Take Us Home Leeds United

Watching “Take Us Home”, Amazon Prime’s 6-part documentary that followed the on- and off-field drama of Leeds United’s 2018/19 season, you’d be in the minority if you didn’t feel a range of emotions from reliving the ups and downs; and although the season ended on a major down, it had many ups to revisit.

Whenever the words ‘Leeds United’ are spoken it’s like offering someone Marmite – strong opinions are never in short supply.  This prestige presentation from Amazon, narrated by Hollywood star and Leeds fan Russell Crowe, really captured the tangible desire for success and raw passion that all at the Club have for Leeds United, from the squad of players to the boardroom to the groundsman.  

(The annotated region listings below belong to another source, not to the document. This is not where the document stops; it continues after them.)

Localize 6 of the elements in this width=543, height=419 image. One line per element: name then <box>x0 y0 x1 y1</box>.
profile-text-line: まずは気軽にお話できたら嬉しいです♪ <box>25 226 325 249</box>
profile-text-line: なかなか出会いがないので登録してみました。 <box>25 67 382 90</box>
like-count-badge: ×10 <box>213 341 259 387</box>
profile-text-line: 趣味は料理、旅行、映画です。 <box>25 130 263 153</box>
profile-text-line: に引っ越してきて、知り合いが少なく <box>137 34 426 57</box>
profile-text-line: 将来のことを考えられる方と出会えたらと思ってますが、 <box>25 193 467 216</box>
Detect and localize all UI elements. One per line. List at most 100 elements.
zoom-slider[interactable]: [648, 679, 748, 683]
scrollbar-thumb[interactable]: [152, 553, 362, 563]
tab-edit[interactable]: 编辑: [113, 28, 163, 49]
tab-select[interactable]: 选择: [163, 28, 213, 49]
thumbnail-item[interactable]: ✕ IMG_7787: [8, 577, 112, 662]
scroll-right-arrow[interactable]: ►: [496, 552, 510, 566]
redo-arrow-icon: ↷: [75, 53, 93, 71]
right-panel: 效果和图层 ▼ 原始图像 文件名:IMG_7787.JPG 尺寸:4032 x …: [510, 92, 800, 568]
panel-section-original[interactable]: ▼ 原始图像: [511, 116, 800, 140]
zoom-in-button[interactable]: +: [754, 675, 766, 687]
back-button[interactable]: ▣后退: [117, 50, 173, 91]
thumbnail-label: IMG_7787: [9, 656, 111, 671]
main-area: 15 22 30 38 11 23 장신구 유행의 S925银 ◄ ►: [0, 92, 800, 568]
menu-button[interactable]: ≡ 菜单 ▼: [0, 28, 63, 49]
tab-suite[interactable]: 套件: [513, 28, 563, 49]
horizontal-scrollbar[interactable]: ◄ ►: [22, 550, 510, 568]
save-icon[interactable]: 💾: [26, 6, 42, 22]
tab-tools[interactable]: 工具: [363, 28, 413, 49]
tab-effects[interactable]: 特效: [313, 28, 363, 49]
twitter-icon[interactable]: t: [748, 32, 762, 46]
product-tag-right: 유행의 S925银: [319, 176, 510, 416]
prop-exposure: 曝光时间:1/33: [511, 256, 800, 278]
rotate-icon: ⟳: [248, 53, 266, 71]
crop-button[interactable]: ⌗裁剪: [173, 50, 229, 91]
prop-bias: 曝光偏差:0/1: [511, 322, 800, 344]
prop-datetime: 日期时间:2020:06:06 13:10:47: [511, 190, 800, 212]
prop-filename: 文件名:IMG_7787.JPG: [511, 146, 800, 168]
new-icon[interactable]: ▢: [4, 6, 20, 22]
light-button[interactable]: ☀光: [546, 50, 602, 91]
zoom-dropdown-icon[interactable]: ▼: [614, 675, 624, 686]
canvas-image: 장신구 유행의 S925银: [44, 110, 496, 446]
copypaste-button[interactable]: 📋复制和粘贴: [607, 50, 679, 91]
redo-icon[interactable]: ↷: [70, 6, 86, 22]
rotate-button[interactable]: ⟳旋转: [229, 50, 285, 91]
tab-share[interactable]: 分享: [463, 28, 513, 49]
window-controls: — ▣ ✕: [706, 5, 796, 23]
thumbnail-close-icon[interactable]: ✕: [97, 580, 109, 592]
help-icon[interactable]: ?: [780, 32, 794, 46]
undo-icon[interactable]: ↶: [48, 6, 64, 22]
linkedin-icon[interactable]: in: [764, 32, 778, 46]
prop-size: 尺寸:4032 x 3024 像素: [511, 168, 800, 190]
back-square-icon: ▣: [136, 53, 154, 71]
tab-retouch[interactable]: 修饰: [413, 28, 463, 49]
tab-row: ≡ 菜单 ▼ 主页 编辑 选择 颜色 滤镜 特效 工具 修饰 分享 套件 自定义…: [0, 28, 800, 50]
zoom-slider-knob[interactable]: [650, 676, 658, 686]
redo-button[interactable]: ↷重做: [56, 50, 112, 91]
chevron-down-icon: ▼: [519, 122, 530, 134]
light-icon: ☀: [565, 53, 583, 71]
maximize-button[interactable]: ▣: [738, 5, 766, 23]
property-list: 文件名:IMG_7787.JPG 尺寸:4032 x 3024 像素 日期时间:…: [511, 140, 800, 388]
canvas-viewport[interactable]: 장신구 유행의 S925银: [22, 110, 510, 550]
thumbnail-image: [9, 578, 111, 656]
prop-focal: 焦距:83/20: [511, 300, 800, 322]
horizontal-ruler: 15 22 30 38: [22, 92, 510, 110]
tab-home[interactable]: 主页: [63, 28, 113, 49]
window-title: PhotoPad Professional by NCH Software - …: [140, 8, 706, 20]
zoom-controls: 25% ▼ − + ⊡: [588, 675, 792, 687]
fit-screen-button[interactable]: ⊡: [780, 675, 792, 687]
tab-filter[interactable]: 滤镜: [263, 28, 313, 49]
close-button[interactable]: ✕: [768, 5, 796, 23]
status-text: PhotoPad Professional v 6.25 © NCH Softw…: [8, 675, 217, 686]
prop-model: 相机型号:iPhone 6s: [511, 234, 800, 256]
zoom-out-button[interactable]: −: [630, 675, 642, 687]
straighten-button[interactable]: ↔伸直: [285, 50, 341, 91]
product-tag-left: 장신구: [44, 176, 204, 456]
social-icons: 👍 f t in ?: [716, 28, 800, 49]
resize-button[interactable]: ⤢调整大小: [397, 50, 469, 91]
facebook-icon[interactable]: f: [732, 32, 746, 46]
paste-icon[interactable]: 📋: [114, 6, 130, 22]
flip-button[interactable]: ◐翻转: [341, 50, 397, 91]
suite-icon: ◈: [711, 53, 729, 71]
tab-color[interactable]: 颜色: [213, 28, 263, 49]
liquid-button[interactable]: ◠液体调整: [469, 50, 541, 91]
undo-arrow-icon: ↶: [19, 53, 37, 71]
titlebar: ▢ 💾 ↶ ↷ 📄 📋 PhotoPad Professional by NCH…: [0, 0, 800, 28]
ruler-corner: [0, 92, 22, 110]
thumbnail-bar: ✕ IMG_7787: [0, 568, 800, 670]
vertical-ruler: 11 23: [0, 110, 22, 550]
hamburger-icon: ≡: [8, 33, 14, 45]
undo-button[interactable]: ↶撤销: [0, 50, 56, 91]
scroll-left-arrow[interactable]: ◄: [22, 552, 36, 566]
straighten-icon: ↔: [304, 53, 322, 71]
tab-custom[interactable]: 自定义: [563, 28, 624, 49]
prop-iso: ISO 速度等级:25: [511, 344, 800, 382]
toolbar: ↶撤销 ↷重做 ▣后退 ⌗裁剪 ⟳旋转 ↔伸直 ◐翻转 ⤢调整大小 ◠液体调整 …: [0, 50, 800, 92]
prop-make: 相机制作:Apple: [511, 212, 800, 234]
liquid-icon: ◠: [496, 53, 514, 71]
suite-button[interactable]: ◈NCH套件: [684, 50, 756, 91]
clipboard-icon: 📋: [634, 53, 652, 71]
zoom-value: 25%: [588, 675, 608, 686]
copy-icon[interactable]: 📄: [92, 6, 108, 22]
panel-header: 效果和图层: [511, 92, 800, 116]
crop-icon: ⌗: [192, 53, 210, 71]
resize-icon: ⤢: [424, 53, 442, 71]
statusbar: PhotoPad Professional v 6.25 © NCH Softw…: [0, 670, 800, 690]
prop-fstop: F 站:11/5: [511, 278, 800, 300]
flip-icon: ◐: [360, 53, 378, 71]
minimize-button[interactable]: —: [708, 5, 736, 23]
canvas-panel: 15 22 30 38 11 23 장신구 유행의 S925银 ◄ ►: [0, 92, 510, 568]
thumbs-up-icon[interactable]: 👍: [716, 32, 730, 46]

What came over very strongly was how much the players care about their own performance and, beyond that, how much they care about each other and the aim of taking Leeds back into the Premier League. You saw the injured players encouraging active players from pitch side or in the dressing room;  and vice versa, the healthy players supported and bolstered the spirits of those out injured.  The loyalty and drive in the dressing room were very apparent.   

When Howard Wilkinson oversaw the Club, he instructed captain Gordon Strachan to organise team activities and bring all the players’ families doing things together.  Bonds between teammates and families only strengthen the squad, and you see that in Marcelo Bielsa’s team.  

The players must also be praised for the charitable work they do in the community and the work the Leeds United Foundation do, helping those less fortunate in day-to-day circumstances.  Those ties with the people of Leeds only help to boost the ambitions the Club has.   

Angus Kinnear, United’s managing director, admitted how audacious some of the Club’s moves were. They began in the summer when the board felt it appropriate to release head coach Paul Heckingbottom and approach a coach who had spells at Argentina, Chile, Marseille, Lazio and Athletic Bilbao and who was already a maverick legend.  The gamble paid off as Bielsa relished the challenge of achieving what many had failed in doing over the past decade – the challenge of making Leeds United be spoken about for success on the football pitch rather than chaos off it.  

In the final stages, the Club’s owner, Andrea Radrizzani, spoke of the 3-year financial performance of the Club and how he or anyone injecting a large cash sum into the transfer funds wouldn’t be allowed under the EFL’s Profit and Sustainability guidance.  United is now run within a realistic remit.   

The desire to take us ‘home’ is no more evident than in the faces of Bielsa and Radrizzani. Neither will sleep well until Leeds United are in the same league as arch rivals Manchester United and their city rivals Manchester City.  We’re not there yet, but the documentary leaves you with plenty of hope for this season.